Untuk menumbuhkan hal ini, proses pembinaan seringkali memanfaatkan jaringan sosial yang berbasis pengembangan mental, seperti Program Training ESQ 165 Ary Ginandjar dengan tajuk “ESQ Peduli Lembaga Pemasyarakatan (Lapas) Narkotika Jakarta pada awal April 2010.
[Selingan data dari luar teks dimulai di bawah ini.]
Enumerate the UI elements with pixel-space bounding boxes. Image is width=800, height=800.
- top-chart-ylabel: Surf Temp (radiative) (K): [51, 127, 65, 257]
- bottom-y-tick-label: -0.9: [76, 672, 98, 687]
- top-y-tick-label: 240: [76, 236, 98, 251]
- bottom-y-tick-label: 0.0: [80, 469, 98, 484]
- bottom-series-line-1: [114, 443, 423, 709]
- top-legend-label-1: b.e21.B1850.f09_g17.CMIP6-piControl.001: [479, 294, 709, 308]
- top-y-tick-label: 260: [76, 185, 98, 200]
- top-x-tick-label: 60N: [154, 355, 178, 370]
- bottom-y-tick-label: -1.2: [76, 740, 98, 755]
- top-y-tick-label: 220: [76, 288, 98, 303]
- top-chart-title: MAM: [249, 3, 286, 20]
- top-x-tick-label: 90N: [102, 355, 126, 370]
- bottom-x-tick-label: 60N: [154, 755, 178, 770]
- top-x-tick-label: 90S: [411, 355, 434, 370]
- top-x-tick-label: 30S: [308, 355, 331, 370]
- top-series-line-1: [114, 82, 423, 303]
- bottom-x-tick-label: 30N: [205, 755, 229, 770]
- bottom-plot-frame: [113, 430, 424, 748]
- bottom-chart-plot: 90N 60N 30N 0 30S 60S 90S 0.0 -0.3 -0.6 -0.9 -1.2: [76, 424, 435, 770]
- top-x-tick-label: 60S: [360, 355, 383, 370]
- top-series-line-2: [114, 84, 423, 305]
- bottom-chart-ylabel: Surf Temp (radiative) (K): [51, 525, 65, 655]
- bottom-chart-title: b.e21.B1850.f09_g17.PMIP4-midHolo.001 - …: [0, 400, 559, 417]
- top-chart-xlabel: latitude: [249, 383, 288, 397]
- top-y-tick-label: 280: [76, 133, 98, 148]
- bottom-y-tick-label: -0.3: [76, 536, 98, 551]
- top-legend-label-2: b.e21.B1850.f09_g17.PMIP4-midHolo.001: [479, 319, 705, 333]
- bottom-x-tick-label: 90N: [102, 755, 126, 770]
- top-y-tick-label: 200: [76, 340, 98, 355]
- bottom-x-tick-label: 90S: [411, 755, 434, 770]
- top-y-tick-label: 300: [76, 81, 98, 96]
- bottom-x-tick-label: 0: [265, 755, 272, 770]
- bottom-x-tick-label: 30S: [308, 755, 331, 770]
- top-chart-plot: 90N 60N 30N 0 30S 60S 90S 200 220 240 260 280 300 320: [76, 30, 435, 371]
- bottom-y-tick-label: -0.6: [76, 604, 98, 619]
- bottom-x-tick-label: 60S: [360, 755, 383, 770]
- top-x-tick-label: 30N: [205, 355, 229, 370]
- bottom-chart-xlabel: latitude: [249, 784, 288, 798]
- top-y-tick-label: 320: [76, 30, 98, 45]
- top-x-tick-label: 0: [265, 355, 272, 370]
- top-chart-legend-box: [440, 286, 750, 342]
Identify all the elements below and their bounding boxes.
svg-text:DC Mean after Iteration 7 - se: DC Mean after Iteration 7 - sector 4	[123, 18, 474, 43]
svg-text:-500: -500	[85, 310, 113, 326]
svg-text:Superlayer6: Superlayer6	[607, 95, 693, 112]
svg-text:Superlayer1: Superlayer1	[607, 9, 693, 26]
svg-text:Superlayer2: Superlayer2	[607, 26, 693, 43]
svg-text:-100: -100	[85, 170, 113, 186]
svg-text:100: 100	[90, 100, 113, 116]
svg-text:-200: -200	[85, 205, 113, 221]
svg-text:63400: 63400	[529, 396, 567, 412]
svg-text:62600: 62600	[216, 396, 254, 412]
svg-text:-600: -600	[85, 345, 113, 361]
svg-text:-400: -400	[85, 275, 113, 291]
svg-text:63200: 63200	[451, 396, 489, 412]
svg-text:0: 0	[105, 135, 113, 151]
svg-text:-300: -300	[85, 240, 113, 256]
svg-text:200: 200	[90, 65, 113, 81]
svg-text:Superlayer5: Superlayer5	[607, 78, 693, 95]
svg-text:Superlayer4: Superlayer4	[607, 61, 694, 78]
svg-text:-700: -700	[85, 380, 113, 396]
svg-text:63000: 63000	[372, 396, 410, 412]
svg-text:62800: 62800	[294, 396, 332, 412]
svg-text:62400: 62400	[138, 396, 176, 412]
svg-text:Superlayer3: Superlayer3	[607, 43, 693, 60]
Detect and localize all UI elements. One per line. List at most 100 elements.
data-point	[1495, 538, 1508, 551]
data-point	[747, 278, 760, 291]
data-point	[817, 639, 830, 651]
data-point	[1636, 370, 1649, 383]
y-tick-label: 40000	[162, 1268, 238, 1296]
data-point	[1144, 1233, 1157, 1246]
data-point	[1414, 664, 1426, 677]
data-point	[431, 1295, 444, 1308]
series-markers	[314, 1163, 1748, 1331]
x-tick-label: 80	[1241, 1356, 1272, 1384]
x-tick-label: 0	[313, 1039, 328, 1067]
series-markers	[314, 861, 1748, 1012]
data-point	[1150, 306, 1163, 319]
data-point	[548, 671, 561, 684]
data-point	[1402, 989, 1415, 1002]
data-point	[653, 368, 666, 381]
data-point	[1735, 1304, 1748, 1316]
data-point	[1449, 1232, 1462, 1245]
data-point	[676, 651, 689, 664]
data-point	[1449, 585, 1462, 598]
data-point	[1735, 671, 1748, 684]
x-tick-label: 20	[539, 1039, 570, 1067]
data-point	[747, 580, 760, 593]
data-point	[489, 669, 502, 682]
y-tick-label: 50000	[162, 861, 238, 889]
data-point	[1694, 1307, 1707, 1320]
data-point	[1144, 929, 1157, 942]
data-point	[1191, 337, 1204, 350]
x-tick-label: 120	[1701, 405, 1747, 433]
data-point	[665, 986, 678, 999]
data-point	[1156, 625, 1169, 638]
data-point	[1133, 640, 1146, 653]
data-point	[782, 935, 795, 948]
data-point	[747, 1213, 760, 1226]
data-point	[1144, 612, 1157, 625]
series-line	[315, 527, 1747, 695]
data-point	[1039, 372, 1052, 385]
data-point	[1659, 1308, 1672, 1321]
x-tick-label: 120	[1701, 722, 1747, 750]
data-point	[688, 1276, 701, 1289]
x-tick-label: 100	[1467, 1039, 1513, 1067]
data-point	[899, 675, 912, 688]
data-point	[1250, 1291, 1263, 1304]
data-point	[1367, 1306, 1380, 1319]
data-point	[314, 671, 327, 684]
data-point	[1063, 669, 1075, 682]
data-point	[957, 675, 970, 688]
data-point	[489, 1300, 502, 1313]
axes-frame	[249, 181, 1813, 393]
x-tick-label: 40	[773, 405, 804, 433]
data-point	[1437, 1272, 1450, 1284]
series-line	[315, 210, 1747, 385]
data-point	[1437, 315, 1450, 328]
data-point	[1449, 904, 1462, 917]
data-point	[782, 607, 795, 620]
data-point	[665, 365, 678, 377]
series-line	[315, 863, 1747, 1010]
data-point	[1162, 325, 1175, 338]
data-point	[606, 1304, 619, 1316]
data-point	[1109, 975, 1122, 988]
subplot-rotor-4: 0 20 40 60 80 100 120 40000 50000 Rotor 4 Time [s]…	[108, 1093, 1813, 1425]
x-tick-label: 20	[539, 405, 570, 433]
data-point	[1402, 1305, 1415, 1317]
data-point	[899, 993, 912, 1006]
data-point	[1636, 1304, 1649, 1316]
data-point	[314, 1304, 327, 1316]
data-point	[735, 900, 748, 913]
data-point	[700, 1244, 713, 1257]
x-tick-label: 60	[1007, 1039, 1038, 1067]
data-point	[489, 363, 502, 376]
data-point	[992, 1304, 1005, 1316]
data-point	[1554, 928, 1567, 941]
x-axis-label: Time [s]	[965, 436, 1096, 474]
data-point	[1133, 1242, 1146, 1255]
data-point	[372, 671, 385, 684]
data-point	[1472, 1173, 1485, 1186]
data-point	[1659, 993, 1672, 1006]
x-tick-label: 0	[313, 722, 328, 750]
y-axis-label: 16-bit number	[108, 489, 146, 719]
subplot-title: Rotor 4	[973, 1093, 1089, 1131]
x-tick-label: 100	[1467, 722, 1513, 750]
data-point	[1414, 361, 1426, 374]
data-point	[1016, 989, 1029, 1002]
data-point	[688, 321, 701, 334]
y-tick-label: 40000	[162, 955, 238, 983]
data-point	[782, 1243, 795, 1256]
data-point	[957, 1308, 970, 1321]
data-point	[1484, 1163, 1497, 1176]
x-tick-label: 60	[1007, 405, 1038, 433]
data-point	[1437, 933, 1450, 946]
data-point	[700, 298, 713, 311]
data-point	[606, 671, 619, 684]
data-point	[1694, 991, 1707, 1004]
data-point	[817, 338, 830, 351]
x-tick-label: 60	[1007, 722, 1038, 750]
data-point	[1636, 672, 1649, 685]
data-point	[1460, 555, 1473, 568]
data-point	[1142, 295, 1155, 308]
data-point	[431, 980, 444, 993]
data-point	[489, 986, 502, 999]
Training ESQ sangat besar manfaatnya. Pertama, untuk perubahan karakter dan prinsip hidup yang akan datang dengan tujuh budi utama. Kedua, para peserta dapat merasakan di mata Allah bahwa semua manusia sangatlah kecil. Oleh karena itu, diharapkan dengan adanya training ESQ, di masa yang akan datang para narapidana beserta para petugas bisa merubah karakter diri dan menjadi manusia berguna bagi bangsa Indonesia.17
Training ESQ merupakan kerjasama antara Forum Komunikasi Alumni ESQ (FKA ESQ) Koordinator Daerah (Korda) Jakarta Timur dengan Lapas Narkotika Jakarta.
17 Wawancara dengan Harun Jingga, pemuka narapidana Lapas Klas IIA Nar- kotika Jakarta, 28 September 2010.